L’exemplarité perdue
On l’a vu, la dimension de la communication est très forte dans le positionnement du Qatar sur la scène sportive internationale. Et si l’on observe le bilan, encore parcellaire, de l’opération Mondial pour Doha, on peut sérieusement se demander si l’émirat n’en sortira pas définitivement perdant.
«Dans leurs dernières déclarations, les autorités qataries continuent à valoriser la tenue de la Coupe du monde dans leur pays. D’autant qu’elle n’est pas une fin en soi, mais une étape en vue d’autres candidatures, notamment celle pour les JO de 2036, souligne Jonathan Piron. Elles expriment aussi une incompréhension par rapport aux critiques en provenance d’Europe. Elles parlent même d’islamophobie, mettant en évidence que d’autres organisations n’ont pas subi par le passé le même niveau de récriminations. Il s’agit là d’éléments de discours que l’on peut questionner. La Chine, lors des derniers JO d’hiver, ou la Russie, au moment du Mondial 2018, ont aussi essuyé leur flot de critiques. On est plutôt dans une situation où le Qatar se trouve pris à son propre jeu. Il a voulu ce Mondial pour braquer les projecteurs sur lui, mais en oubliant de prendre en compte que ces projecteurs allaient mettre en lumière des aspects de la société sur lesquels il n’était pas prêt à communiquer. L’un des premiers leitmotiv de l’émirat après avoir hérité de l’organisation du Mondial était de dire « Vous serez fiers de nous ». Il y avait la volonté de se montrer exemplaire dans la gestion de cette Coupe du monde, ce que finalement le Qatar n’est pas.»
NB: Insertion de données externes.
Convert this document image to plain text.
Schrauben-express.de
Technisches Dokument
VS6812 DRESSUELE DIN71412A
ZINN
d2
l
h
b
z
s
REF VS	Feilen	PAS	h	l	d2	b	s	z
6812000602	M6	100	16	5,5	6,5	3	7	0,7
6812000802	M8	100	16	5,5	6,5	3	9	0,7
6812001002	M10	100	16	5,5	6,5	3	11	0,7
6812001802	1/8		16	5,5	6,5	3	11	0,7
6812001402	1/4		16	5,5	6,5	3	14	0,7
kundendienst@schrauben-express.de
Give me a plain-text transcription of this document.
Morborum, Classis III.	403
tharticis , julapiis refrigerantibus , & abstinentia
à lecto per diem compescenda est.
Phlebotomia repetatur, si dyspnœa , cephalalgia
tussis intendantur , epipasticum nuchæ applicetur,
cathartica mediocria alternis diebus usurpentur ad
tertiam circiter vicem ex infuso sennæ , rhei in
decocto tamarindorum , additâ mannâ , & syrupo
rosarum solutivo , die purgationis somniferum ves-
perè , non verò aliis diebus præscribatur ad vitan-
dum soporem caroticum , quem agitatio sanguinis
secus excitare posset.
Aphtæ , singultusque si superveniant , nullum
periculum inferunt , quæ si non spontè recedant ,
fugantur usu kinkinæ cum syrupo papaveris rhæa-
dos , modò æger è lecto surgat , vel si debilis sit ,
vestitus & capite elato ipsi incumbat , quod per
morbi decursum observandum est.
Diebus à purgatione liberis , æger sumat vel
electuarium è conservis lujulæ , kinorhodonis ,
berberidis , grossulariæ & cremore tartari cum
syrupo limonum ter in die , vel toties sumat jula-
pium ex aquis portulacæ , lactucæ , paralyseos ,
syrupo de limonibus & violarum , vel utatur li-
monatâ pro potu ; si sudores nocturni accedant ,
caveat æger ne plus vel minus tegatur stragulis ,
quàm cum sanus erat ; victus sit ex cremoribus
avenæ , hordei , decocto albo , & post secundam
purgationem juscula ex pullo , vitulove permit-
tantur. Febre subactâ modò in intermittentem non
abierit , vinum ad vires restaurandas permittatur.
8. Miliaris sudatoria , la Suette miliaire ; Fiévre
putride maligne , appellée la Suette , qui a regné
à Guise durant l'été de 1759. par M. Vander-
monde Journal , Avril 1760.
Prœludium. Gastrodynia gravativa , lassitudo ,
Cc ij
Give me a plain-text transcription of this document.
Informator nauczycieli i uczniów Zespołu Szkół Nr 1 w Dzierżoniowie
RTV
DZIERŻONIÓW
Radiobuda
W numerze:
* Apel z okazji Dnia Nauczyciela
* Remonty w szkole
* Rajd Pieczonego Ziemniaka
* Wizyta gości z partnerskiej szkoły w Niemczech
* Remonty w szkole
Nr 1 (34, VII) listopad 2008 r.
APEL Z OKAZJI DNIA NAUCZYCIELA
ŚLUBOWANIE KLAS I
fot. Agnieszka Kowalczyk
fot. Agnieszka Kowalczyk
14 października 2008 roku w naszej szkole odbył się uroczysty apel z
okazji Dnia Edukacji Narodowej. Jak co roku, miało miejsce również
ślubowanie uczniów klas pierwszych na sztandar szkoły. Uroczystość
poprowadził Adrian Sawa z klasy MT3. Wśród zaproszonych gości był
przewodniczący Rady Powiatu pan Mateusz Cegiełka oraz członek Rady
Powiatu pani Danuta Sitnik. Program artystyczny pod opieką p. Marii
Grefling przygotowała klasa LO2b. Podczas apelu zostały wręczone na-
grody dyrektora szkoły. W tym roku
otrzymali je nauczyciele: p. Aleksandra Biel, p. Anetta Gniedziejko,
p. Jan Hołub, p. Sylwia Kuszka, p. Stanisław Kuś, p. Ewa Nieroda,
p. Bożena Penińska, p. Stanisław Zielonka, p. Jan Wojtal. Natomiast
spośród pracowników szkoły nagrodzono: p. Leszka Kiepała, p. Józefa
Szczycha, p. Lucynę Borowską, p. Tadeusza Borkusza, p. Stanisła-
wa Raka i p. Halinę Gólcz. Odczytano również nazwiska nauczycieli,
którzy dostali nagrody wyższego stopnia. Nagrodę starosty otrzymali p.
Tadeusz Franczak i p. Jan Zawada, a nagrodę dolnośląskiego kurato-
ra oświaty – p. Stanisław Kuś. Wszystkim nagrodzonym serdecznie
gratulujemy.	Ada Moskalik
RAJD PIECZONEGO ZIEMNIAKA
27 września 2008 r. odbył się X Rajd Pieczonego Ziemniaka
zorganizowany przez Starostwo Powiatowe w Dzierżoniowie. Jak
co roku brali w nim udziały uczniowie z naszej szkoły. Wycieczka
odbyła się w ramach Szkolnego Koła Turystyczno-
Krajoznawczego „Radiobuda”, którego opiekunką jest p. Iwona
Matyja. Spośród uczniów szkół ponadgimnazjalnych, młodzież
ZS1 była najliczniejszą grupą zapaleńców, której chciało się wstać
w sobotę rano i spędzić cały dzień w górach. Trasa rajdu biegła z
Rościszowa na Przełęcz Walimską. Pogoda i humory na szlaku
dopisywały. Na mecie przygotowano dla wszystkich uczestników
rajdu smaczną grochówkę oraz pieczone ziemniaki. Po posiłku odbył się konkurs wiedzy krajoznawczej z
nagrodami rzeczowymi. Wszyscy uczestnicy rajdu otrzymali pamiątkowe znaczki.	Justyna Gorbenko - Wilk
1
«La Coupe du monde au Qatar aurait dû être l’aboutissement final et somptueux d’une grande compétition populaire transformée en Disneyland sportif au service de la propagande d’un Etat. Le contexte (géo)politique et l’évolution du football rendent impossible et inaudible ce conte de fées», complète le collaborateur du magazine So Foot, Nicolas Kssis-Martov, dans Qatar, le Mondial de la honte (2).
Le péché d’arrogance
Cette sanction sous forme de boomerang découle du péché d’arrogance que l’on prête souvent au Qatar, à l’image de sa chaîne de télévision Al-Jazeera, qui a certes révolutionné positivement le paysage médiatique arabe en donnant la parole aux opposants des régimes en place, mais a perdu du crédit en s’interdisant de critiquer le pouvoir qatari et ses alliés, notamment les très controversés Frères musulmans. Cette attitude reflète aussi la menace existentielle que les Qataris ressentent face à leur grand voisin saoudien. «L’idée, à travers le sport, de dégager une image positive à l’étranger et d’attirer des grandes compétitions assoit aussi la légitimité de l’émirat et assure son indépendance alors qu’il est quasi en situation d’insécurité structurelle liée à son histoire et à sa rivalité avec l’Arabie saoudite», décrypte le chercheur du Grip Jonathan Piron.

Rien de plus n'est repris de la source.